Emperor Hirohito declared the Japanese surrender on August 15th. Considering both surveys’ reports, it seems reasonable to conclude that the effect of the atomic attacks was to shorten the war by three or four months. For an America that had suffered more than 350,000 casualties in the Pacific – a figure growing by the hour – and facing the prospect of an additional million-plus in an invasion of Japan's home islands, Hirohito’s announcement couldn’t have come soon enough.

It’s arguable that operational use of the bomb shortened the war by providing Japan's anti-war faction with leverage to break the deadlock in the Supreme War Guidance Council. For that purpose, would one bomb have been sufficient? It is unclear just how well America was reading Japan's mood at the moment. But it does seem that the decision was ultimately Hirohito’s, and it is unknowable when he might have reached it based on the toll – albeit horrific – of conventional bombing alone.

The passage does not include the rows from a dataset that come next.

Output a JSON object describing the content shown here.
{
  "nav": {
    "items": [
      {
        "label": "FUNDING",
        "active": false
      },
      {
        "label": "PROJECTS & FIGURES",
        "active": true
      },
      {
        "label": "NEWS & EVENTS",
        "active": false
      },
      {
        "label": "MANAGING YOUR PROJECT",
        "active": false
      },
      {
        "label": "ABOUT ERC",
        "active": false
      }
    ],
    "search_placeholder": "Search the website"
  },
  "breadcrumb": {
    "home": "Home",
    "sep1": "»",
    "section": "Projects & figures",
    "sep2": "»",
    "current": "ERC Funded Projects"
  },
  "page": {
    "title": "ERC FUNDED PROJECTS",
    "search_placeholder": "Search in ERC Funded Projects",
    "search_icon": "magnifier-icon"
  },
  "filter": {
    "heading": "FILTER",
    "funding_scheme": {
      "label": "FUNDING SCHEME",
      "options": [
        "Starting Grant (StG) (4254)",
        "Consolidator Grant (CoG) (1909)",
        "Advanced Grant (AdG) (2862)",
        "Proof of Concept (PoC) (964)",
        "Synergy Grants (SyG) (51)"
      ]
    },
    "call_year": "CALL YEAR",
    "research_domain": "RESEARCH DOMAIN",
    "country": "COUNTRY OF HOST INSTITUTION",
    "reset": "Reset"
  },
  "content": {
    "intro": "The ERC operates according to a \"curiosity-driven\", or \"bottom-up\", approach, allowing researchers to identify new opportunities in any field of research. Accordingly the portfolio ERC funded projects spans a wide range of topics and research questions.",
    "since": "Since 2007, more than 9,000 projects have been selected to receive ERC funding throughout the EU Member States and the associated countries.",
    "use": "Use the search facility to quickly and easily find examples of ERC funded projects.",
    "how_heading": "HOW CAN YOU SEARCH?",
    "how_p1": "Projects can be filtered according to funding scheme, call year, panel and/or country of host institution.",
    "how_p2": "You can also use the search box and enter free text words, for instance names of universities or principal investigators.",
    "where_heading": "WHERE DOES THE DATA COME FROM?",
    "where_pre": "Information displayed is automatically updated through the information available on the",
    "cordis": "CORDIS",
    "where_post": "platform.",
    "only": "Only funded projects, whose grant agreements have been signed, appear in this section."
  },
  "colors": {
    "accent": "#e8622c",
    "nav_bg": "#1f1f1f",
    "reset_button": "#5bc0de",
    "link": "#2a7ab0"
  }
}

History does not disclose its alternatives. On the rightness of President Harry Truman’s decision to send atoms into combat, historians may be destined to debate forever. What's important is that the war ended without an invasion and Japan, aided by humane victors, built itself back to prosperity and became our ally.

The end of the war meant the Allies were free to make what they would of Europe and Japan. It was also at Potsdam that Russia's Stalin provided the first clues of his intended domination of Eastern Europe to commence at war's end. So, in retrospect, today's Hiroshima anniversary is shared with another: it seems certain that the Cold War, with its own special thermonuclear chill, also began on this day 65 years ago.


Maybe it’s thanks to the harsh object lesson of Hiroshima that the Cold War stayed as cold as it did, and industrial-scale warfare itself was exposed as the one alternative that should remain forevermore unknown.